Range: 0.0 (no claims have any source) → 1.0 (every claim has at least one source). Displayed as a percentage on the leaderboard (e.g. 0.82 = 82%).
Citation Coverage penalizes models that make many assertions without providing any sources. A model that includes five citations in a 20-claim response has 25% coverage — very low. Cite more, cover more.
Grounding Rate#
Grounding Rate is the stricter metric. It measures what fraction of all claims are positively entailed by retrieved evidence — meaning the source was fetched, the text was analyzed, and the NLI model confirmed the claim is supported.
Formula
A claim is ENTAILMENT if and only if the NLI entailment score ≥ SOAR-V sensitivity threshold (typically 0.75) after fetching and analyzing the cited or retrieved source.
Range: 0.0 (nothing grounded) → 1.0 (every claim verified against a real source). Displayed as a percentage on the leaderboard.
Grounding Rate > Citation Coverage is impossible — if a claim is ENTAILMENT, it also counted as covered. Grounding Rate ≤ Citation Coverage always. The gap between them reveals how many cited sources couldn't be verified (inaccessible URLs, paywalled content, etc.).
False Confidence is in Hallucination Detection
Scoring Rubric#
All three scores are stored in a ClaimVerificationRubric JSON object written to the BenchmarkJudgment.rubricUsed field after each evaluation. The rubric includes:
| Field | Type | Description |
|---|---|---|
| benchmarkType | string | "CLAIM_VERIFICATION" |
| scores.citationCoverage | float (0–1) | Fraction of claims with any supporting source |
| scores.groundingRate | float (0–1) | Fraction of claims positively entailed by evidence (NLI ≥ threshold) |
| scores.claimCount | integer | Total claims extracted from response |
| scores.groundedCount | integer | Claims that received ENTAILMENT verdict |
| scores.citedCount | integer | Claims with any evidence (ENTAILMENT or non-null evidence) |
| scores.ungroundedCount | integer | Claims that received CONTRADICTION or NO_CITATION verdict |
| scores.domain | string | Domain label for the prompt (e.g. "general", "medical") |
| evaluatedAt | ISO string | Timestamp when evaluation ran |
| responseLength | integer | Character count of the model response |
Learning Signals#
Every CONTRADICTION and NO_CITATION verdict generates a BenchmarkLearningSignal record.
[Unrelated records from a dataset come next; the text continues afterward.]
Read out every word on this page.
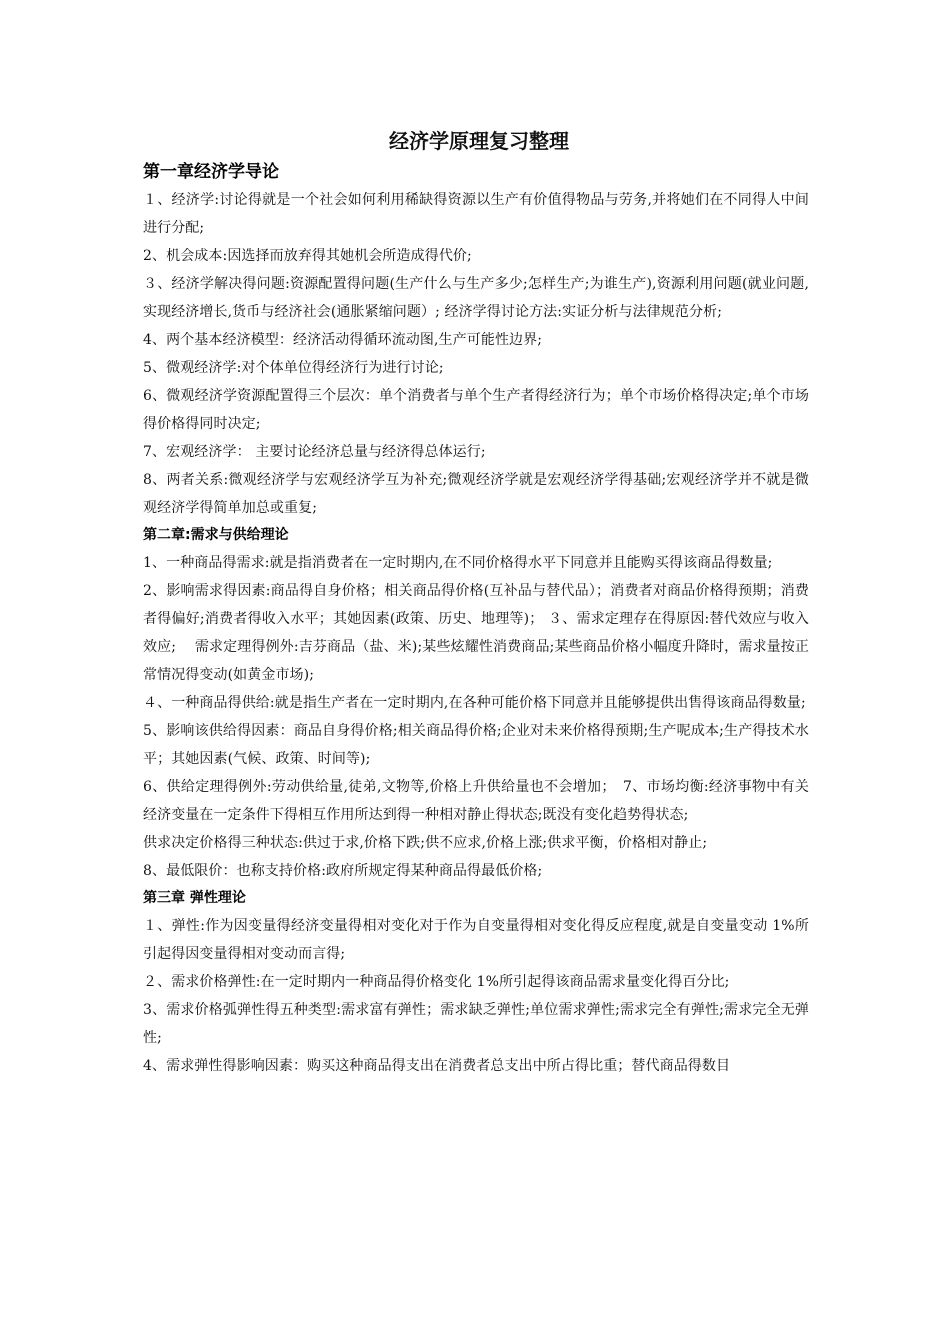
经济学原理复习整理
第一章经济学导论

１、经济学:讨论得就是一个社会如何利用稀缺得资源以生产有价值得物品与劳务,并将她们在不同得人中间进行分配;

2、机会成本:因选择而放弃得其她机会所造成得代价;

３、经济学解决得问题:资源配置得问题(生产什么与生产多少;怎样生产;为谁生产),资源利用问题(就业问题, 实现经济增长,货币与经济社会(通胀紧缩问题）; 经济学得讨论方法:实证分析与法律规范分析;

4、两个基本经济模型：经济活动得循环流动图,生产可能性边界;

5、微观经济学:对个体单位得经济行为进行讨论;

6、微观经济学资源配置得三个层次：单个消费者与单个生产者得经济行为；单个市场价格得决定;单个市场得价格得同时决定;

7、宏观经济学： 主要讨论经济总量与经济得总体运行;

8、两者关系:微观经济学与宏观经济学互为补充;微观经济学就是宏观经济学得基础;宏观经济学并不就是微观经济学得简单加总或重复;

第二章:需求与供给理论

1、一种商品得需求:就是指消费者在一定时期内,在不同价格得水平下同意并且能购买得该商品得数量;

2、影响需求得因素:商品得自身价格；相关商品得价格(互补品与替代品）；消费者对商品价格得预期；消费者得偏好;消费者得收入水平；其她因素(政策、历史、地理等)； ３、需求定理存在得原因:替代效应与收入效应;　 需求定理得例外:吉芬商品（盐、米);某些炫耀性消费商品;某些商品价格小幅度升降时，需求量按正常情况得变动(如黄金市场);

４、一种商品得供给:就是指生产者在一定时期内,在各种可能价格下同意并且能够提供出售得该商品得数量;

5、影响该供给得因素：商品自身得价格;相关商品得价格;企业对未来价格得预期;生产呢成本;生产得技术水平；其她因素(气候、政策、时间等);

6、供给定理得例外:劳动供给量,徒弟,文物等,价格上升供给量也不会增加；　7、市场均衡:经济事物中有关经济变量在一定条件下得相互作用所达到得一种相对静止得状态;既没有变化趋势得状态;

供求决定价格得三种状态:供过于求,价格下跌;供不应求,价格上涨;供求平衡，价格相对静止;

8、最低限价：也称支持价格:政府所规定得某种商品得最低价格;

第三章 弹性理论

１、弹性:作为因变量得经济变量得相对变化对于作为自变量得相对变化得反应程度,就是自变量变动 1%所引起得因变量得相对变动而言得;

２、需求价格弹性:在一定时期内一种商品得价格变化 1%所引起得该商品需求量变化得百分比;

3、需求价格弧弹性得五种类型:需求富有弹性；需求缺乏弹性;单位需求弹性;需求完全有弹性;需求完全无弹性;

4、需求弹性得影响因素：购买这种商品得支出在消费者总支出中所占得比重；替代商品得数目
These signals flow into the nightly learning loop which uses them to:
1. Decrement the routing weight of models with 3+ failures in a domain, reducing how often PromptReports.ai routes production research tasks to that model.
2. Raise the SOAR-V sensitivity threshold when total HALLUCINATION_DETECTION and CLAIM_VERIFICATION failures are high — requiring stronger evidence before accepting a claim as verified.
How to Read the Results#
Interpreting Scores
- Grounding Rate > 70%: Model reliably backs claims with real sources. Safe for research use.
- Grounding Rate 40–70%: Mixed. Use for drafting but verify important claims manually.
- Grounding Rate < 40%: Most claims unverified. High hallucination risk for research tasks.
- Citation Coverage > Grounding Rate by >20%: Model cites sources that don't actually support its claims.
- For False Confidence scores: See the Hallucination Detection benchmark.